Question. Let $R$ be a ring, $\mathfrak{p}$ a prime, $M$ a finitely-generated $R$-module, and $N$ any $R$-module. Is the natural map
$$\textrm{Hom}_R(M, N)_\mathfrak{p} \to \textrm{Hom}_{R_\mathfrak{p}}(M_\mathfrak{p}, N_\mathfrak{p})$$
an isomorphism (of $R_\mathfrak{p}$-modules)?
I can prove this in the case when $M$ is finitely presented: indeed, let $S$ be any flat $R$-algebra, and let
$$R^m \to R^n \to M \to 0$$
be a right-exact sequence; tensoring with $S$ gives another right-exact sequence
$$S^m \to S^n \to M \mathbin{\otimes_R} S \to 0$$
and applying hom functors, we get left-exact sequences
$$0 \to \textrm{Hom}_R(M, N) \to N^n \to N^m$$
$$0 \to \textrm{Hom}_S(M \mathbin{\otimes_R} S, N \mathbin{\otimes_R} S) \to (N \mathbin{\otimes_R} S)^n \to (N \mathbin{\otimes_R} S)^m$$
and $S$ is flat, so tensoring the first sequence yields
$$0 \to \textrm{Hom}_R(M, N) \mathbin{\otimes_R} S \to (N \mathbin{\otimes_R} S)^n \to (N \mathbin{\otimes_R} S)^m$$
but extending the sequences by $0$ to the left, and putting in vertical maps between the last two, we conclude that $\textrm{Hom}_R(M, N) \mathbin{\otimes_R} S \cong \textrm{Hom}_S(M \mathbin{\otimes_R} S, N \mathbin{\otimes_R} S)$ by the five lemma (modulo checking commutativity of diagrams). This is essentially the proof Eisenbud gives [Commutative Algebra, Prop. 2.10].

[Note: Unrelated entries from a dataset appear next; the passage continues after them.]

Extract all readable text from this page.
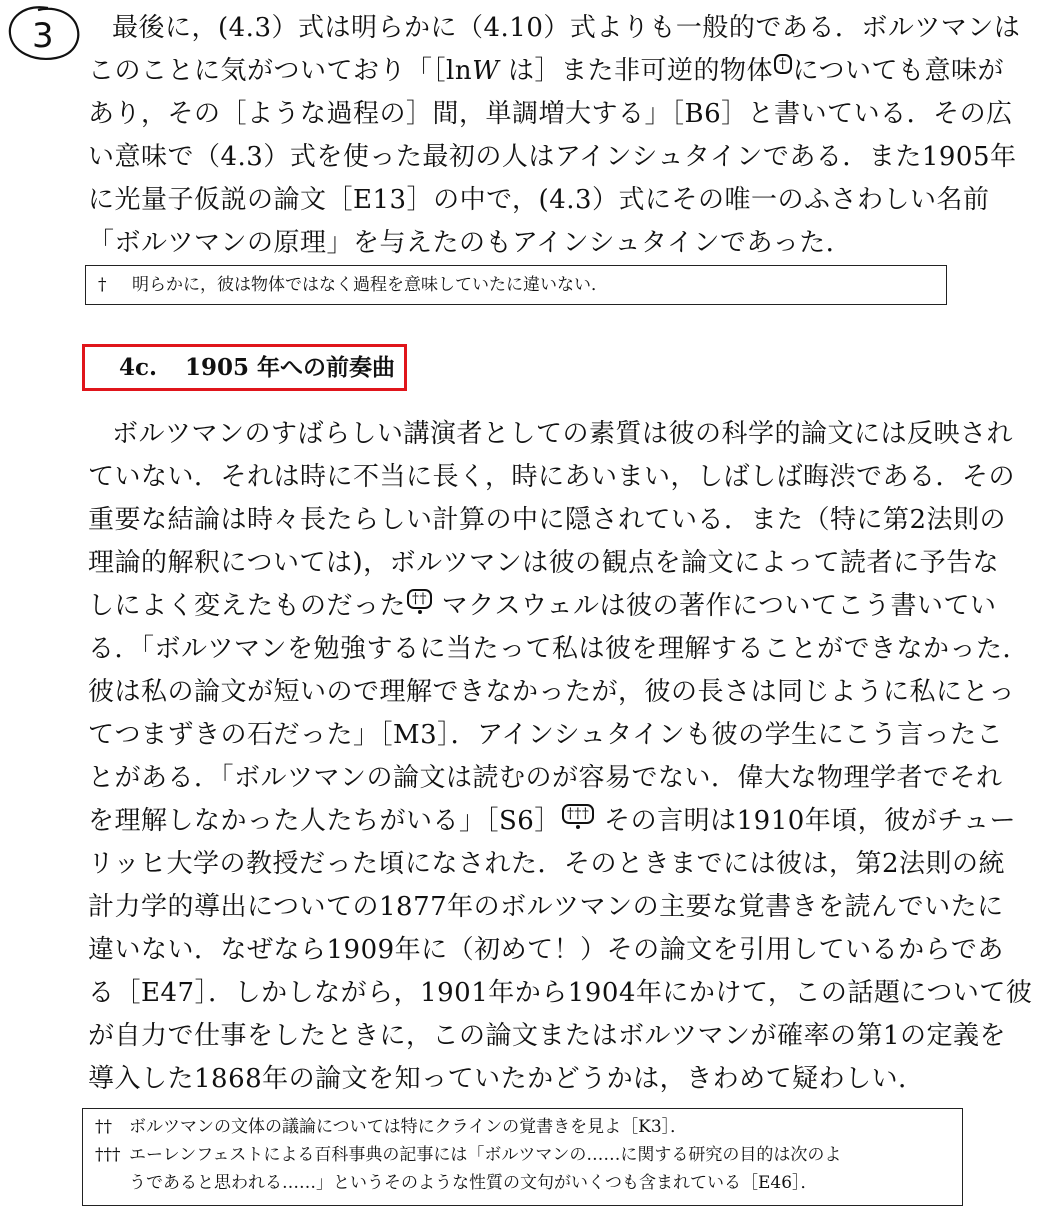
3	最後に，(4.3）式は明らかに（4.10）式よりも一般的である．ボルツマンは
このことに気がついており「［lnW は］また非可逆的物体 † についても意味が
あり，その［ような過程の］間，単調増大する」［B6］と書いている．その広
い意味で（4.3）式を使った最初の人はアインシュタインである．また1905年
に光量子仮説の論文［E13］の中で，(4.3）式にその唯一のふさわしい名前
「ボルツマンの原理」を与えたのもアインシュタインであった．
†	明らかに，彼は物体ではなく過程を意味していたに違いない．
4c. 1905 年への前奏曲
ボルツマンのすばらしい講演者としての素質は彼の科学的論文には反映され
ていない．それは時に不当に長く，時にあいまい，しばしば晦渋である．その
重要な結論は時々長たらしい計算の中に隠されている．また（特に第2法則の
理論的解釈については)，ボルツマンは彼の観点を論文によって読者に予告な
しによく変えたものだった †† マクスウェルは彼の著作についてこう書いてい
る．「ボルツマンを勉強するに当たって私は彼を理解することができなかった．
彼は私の論文が短いので理解できなかったが，彼の長さは同じように私にとっ
てつまずきの石だった」［M3］．アインシュタインも彼の学生にこう言ったこ
とがある．「ボルツマンの論文は読むのが容易でない．偉大な物理学者でそれ
を理解しなかった人たちがいる」［S6］ ††† その言明は1910年頃，彼がチュー
リッヒ大学の教授だった頃になされた．そのときまでには彼は，第2法則の統
計力学的導出についての1877年のボルツマンの主要な覚書きを読んでいたに
違いない．なぜなら1909年に（初めて！）その論文を引用しているからであ
る［E47］．しかしながら，1901年から1904年にかけて，この話題について彼
が自力で仕事をしたときに，この論文またはボルツマンが確率の第1の定義を
導入した1868年の論文を知っていたかどうかは，きわめて疑わしい．
††	ボルツマンの文体の議論については特にクラインの覚書きを見よ［K3］．
††† エーレンフェストによる百科事典の記事には「ボルツマンの……に関する研究の目的は次のよ
うであると思われる……」というそのような性質の文句がいくつも含まれている［E46］．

The trouble with extending it to a proof for finitely-generated modules is that we have to replace $R^m$ with a potentially arbitrary submodule $K$ of $R^n$, and that may not be free or even finitely-generated without some additional assumptions on $R$. I can't see an abstract nonsense proof of the claim, but I admit I haven't tried a bare-hands proof. However, is the claim even true?
Best Answer
Let me try a counterexample. I will take $N=R$. Consider $\phi : R^2\to R$ the linear map $(x,y)\mapsto x+y$, $\rho : R\to R_P$ the localization map at some prime ideal $P$, $K=\phi^{-1}(\ker(\rho))$ and $M=R^2/K$. Then, as in the first part of your question, one can see that $$\mathrm{Hom}(M, R)_P\to \mathrm{Hom}(M_P, R_P)$$ is surjective if and only if $$ \mathrm{Hom}(K, R)_P\to \mathrm{Hom}(K_P, R_P)$$ is injective when restricted to the image of $\mathrm{Hom}(R^2, R)_P\to \mathrm{Hom}(K, R)_P$. Let $\psi=\phi|_K$. Then the image of $\psi_P$ in $\mathrm{Hom}(K_P, R_P)$ is zero by the construction of $K$. Now let us see under which condition $\psi_P=0$. This is equivalent to $\exists s\in R\setminus P$ such that $s\psi=0$. Or $s\mathrm{Im}(\psi)=0$. As $\phi$ is surjective, $\mathrm{Im}(\psi)=\ker\rho$. So $$ \psi_P=0 \Longleftrightarrow \exists s\in R\setminus P, \ s\ker\rho=0.$$ So to have a counterexample, it is enough to find $R, P$ such that the kernel of $R\to R_P$ is not killed by any $s\notin P$.
Consider $R$ the product of infinitely many copies of $\mathbb F_2$ (say indexed by $\mathbb N$). All prime ideals are maximal and correspond to ultrafilters (see http://en.wikipedia.org/wiki/Ultrafilter) of $\mathbb N$. Some of them are obivous: those with $0$ in a fixed component. They correspond to principal ultrafilters. Let $P$ be a maximal ideal corresponding to a non-principal ultrafilter (it is known that such ultrafilters exist). The kernel of $R\to R_P=\mathbb F_2$ is $P$. If $P$ was killed by a single $s\notin P$, $s=(a_0, a_1,....)$, then $P$ is killed by some $t=(0,...,a_r,0,..)$ with $a_r\ne 0$. So $P\subseteq \mathrm{Ann}(t)$. But the latter is a maximal ideal corresponding to a principal ultrafilter. Contradiction.